Il tour include trasporto privato e confortevole in minivan climatizzato con WiFi e acqua in bottiglia. Il pick-up è organizzato direttamente dal tuo hotel o da un punto vicino, così puoi rilassarti dall’inizio alla fine. Sono disponibili anche seggiolini per neonati se necessari.
“Vuoi vedere due stati da un solo buco della serratura?” Così Marco ha iniziato il nostro tour privato di Roma, sorridendo mentre mi porgeva un piccolo espresso da un bar vicino al colle Aventino. All’inizio non capivo, poi ci ha portati davanti a una vecchia porta verde. Attraverso il buco della serratura si vedeva perfettamente la cupola di San Pietro incorniciata dai cespugli: da una parte l’Italia, dall’altra il Vaticano. Giuro, stavo per far cadere il caffè. L’aria profumava di aghi di pino e smog; Roma non si ferma mai.
Ci siamo spostati nel minivan di Marco (con WiFi — mio figlio adolescente è stato contento), con i finestrini aperti perché a maggio faceva già caldo. A Piazza Navona gli artisti di strada stavano già preparando i loro disegni; uno di loro ci ha fatto l’occhiolino mentre tracciava un cavallo blu sui sampietrini. Marco ci ha raccontato dello stadio nascosto sotto la piazza — diceva “Domiziano correva qui prima che arrivassero i turisti”. Non c’era fretta; abbiamo passeggiato qualche minuto mentre lui aspettava lì vicino con le bottiglie d’acqua fresche pronte.

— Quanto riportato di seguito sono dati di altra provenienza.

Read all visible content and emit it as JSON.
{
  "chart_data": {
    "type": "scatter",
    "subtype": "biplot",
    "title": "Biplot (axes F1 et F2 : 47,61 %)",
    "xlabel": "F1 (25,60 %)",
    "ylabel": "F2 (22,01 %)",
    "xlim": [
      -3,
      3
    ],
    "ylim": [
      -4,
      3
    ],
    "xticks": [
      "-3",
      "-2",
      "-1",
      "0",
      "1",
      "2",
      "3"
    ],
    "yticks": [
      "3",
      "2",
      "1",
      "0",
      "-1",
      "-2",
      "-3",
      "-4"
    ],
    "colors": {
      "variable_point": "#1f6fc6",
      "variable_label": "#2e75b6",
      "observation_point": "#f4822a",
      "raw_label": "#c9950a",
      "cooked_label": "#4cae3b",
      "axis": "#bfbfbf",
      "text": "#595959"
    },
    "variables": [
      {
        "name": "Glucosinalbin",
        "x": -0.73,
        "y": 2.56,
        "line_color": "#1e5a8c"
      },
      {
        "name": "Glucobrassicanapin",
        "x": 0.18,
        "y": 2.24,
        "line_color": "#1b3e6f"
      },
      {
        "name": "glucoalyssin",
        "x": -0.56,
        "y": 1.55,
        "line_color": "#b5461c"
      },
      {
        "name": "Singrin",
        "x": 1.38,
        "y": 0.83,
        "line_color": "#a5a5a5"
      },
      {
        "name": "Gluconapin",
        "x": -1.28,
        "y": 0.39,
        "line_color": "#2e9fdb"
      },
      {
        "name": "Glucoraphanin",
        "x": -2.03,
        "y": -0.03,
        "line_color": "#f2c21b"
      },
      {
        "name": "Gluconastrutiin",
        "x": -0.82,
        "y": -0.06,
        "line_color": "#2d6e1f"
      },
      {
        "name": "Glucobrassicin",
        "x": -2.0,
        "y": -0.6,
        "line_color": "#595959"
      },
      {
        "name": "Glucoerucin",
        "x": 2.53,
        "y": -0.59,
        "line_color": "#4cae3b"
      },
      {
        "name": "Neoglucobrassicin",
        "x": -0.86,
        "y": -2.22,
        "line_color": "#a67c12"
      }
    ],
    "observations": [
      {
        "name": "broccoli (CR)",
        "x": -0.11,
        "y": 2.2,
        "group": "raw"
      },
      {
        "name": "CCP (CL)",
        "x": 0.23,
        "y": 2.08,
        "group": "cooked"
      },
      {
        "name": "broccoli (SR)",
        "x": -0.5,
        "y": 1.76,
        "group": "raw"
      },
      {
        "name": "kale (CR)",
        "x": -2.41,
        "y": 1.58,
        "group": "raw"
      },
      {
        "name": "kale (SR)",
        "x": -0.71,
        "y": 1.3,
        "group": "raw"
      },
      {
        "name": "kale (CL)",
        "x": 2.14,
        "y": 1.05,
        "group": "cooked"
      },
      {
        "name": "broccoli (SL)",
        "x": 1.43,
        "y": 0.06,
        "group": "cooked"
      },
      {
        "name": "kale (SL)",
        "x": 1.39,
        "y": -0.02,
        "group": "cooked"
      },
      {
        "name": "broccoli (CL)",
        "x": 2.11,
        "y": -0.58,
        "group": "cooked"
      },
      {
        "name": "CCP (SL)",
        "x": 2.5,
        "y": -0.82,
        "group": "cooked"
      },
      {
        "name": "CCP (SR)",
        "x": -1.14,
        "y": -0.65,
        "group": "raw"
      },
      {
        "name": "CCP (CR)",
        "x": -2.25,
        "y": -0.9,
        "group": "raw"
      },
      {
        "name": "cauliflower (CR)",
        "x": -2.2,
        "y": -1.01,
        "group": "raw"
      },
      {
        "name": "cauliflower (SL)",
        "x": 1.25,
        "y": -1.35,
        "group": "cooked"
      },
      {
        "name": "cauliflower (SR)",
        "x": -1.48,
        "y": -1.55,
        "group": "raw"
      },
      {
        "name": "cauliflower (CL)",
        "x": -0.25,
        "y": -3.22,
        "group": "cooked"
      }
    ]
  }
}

Non pensavo che il Vittoriano mi avrebbe colpito, ma davanti alla tomba del Milite Ignoto… è stato diverso da come immaginavo. Tutti quei gradini di marmo e il rumore del traffico che rimbalzava sulle pietre — era pesante ma vivo. Più tardi, alla Fontana di Trevi, mia figlia mi ha fatto chiudere gli occhi per lanciare la monetina (dice che così torneremo). Lo schizzo dell’acqua sembrava stranamente forte nonostante la folla intorno.
Marco conosceva scorciatoie ovunque — rallentava vicino al Circo Massimo o al Palatino per farci scattare foto dal minivan se volevamo (non amo camminare con il caldo). Ci ha indicato dove hanno girato Ben Hur e si è fatto una risata quando ho provato a pronunciare “Mura Aureliane” — probabilmente l’ho storpiato. Abbiamo finito a Piazza San Pietro proprio mentre il sole illuminava tutta quella pietra bianca. Ancora oggi, quando il caos a casa si fa troppo, penso a quella vista.